Azure / az-hop

The Azure HPC On-Demand Platform provides an HPC Cluster Ready solution
https://azure.github.io/az-hop/
MIT License
65 stars 53 forks source link

Adding new user fails with 'chmod: invalid mode' #1152

Open matt-chan opened 2 years ago

matt-chan commented 2 years ago

In what area(s)?

/area administration /area ansible /area autoscaling /area configuration /area cyclecloud /area documentation /area image /area job-scheduling /area monitoring /area ood /area remote-visualization /area user-management

Expected Behavior

When adding a new user, it should proceed without error.

Actual Behavior

In the step "Init User context for ", ansible fails with:

fatal: [ondemand]: FAILED! => {"msg": "Failed to set permissions on the temporary files Ansible needs to create when becoming an unprivileged user (rc: 1, err: chmod: invalid mode: 'A+user:<username>:rx:allow'\nTry 'chmod --help' for more information.\n}).
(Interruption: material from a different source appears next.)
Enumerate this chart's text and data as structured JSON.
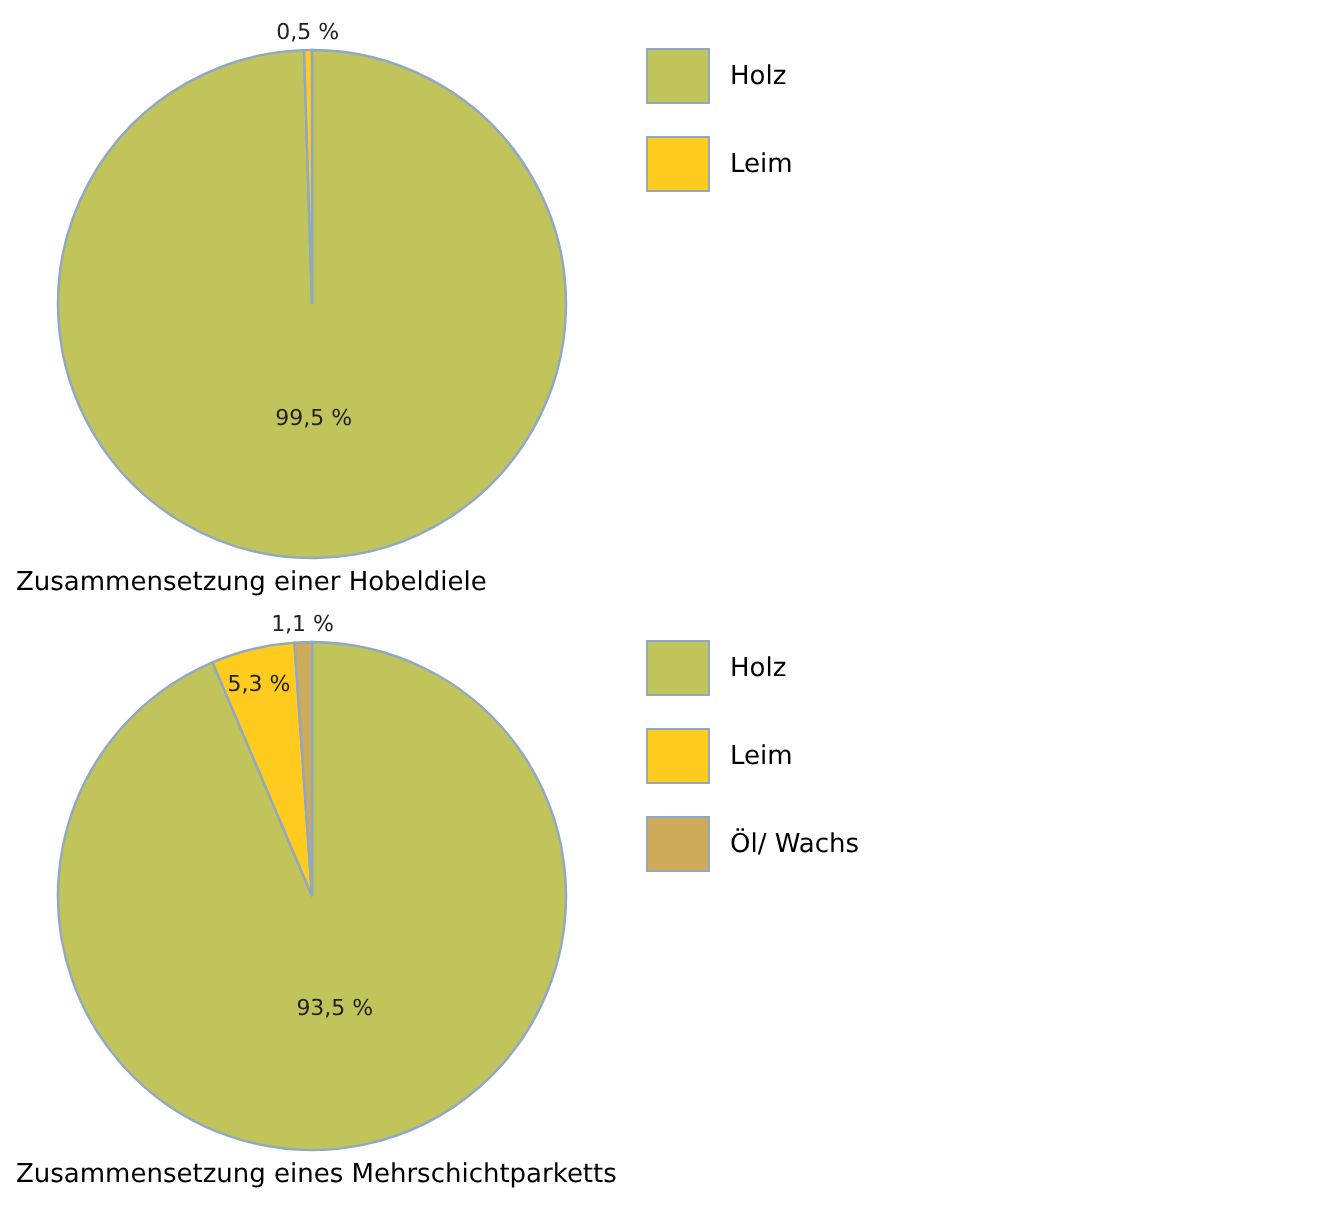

For information on working around this, see https://docs.ansible.com/ansible-core/2.13/user_guide/become.html#risks-of-becoming-an-unprivileged-user"}

AD shows the user has been added. /anfhome does not show the user's home directory.
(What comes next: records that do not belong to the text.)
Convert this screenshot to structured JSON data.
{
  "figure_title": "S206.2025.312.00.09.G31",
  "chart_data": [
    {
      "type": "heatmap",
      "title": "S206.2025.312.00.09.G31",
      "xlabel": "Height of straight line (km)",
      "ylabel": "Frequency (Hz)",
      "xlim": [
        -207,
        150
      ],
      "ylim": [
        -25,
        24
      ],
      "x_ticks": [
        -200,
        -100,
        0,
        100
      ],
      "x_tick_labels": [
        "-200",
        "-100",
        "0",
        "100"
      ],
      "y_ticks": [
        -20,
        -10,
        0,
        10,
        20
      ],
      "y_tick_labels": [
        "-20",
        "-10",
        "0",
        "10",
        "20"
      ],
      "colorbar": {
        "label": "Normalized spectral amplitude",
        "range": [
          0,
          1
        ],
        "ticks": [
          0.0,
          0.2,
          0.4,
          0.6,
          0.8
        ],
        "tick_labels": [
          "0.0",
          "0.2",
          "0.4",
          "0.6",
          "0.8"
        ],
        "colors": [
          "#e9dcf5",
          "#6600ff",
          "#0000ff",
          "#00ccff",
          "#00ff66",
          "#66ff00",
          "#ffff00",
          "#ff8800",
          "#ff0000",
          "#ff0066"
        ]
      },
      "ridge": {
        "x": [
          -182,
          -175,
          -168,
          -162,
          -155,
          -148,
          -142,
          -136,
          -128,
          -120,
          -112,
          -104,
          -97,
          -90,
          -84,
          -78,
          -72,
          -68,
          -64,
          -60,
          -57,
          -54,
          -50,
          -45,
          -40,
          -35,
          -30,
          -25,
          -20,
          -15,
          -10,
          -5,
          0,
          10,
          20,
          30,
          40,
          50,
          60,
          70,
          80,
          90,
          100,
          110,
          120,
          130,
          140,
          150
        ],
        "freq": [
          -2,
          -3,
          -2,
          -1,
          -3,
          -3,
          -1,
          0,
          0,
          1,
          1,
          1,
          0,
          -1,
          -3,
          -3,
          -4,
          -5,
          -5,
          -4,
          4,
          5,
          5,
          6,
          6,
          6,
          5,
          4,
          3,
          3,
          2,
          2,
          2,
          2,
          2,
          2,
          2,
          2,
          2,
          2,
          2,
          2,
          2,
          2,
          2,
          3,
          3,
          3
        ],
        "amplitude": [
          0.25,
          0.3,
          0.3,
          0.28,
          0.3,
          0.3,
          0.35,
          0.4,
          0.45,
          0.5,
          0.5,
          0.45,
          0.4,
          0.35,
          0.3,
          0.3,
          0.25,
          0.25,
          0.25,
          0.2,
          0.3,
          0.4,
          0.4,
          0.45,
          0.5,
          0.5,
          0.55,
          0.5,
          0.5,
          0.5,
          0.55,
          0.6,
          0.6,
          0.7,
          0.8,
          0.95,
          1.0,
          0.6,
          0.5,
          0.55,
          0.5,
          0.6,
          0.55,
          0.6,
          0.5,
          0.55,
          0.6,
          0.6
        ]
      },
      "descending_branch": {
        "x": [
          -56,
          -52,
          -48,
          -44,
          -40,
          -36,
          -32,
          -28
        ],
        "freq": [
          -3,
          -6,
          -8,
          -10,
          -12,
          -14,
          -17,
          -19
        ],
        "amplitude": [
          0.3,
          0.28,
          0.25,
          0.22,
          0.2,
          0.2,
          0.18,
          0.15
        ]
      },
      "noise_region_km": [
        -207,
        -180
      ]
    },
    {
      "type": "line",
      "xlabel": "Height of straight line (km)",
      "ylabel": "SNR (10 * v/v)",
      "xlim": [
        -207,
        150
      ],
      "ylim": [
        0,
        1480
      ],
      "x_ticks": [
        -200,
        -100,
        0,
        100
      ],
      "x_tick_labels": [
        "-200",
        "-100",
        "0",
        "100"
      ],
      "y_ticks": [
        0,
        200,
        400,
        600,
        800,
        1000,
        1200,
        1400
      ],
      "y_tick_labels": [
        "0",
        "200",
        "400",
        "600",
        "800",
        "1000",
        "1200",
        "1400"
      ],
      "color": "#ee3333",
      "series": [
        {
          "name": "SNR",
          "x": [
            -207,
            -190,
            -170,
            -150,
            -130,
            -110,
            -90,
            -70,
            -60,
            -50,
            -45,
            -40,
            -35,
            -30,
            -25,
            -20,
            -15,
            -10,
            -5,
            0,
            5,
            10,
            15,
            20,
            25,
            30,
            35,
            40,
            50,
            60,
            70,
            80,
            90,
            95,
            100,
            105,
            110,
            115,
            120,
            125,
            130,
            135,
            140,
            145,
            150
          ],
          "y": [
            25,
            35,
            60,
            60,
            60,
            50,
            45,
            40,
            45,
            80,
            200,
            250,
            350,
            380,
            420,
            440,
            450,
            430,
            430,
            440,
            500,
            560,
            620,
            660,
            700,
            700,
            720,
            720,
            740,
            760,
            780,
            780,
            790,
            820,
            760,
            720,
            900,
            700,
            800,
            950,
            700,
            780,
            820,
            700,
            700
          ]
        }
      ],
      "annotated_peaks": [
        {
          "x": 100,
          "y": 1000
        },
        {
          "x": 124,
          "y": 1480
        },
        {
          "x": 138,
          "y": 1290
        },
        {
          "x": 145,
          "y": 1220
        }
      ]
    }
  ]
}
Steps to Reproduce the Problem

To reproduce this, add a new user to an existing cluster. Currently running bleeding edge from main branch: 1b4ddf6. Cluster was upgraded several times.

xpillons commented 2 years ago

I've seen this happening sometimes. what is the username value ? make sure there is not already a home directory with that name. try to sudo to this user from the ondemand machine.

matt-chan commented 2 years ago

Hi Xavier,

One of the username values is matttest. The other has a hyphen in it, but both are broken.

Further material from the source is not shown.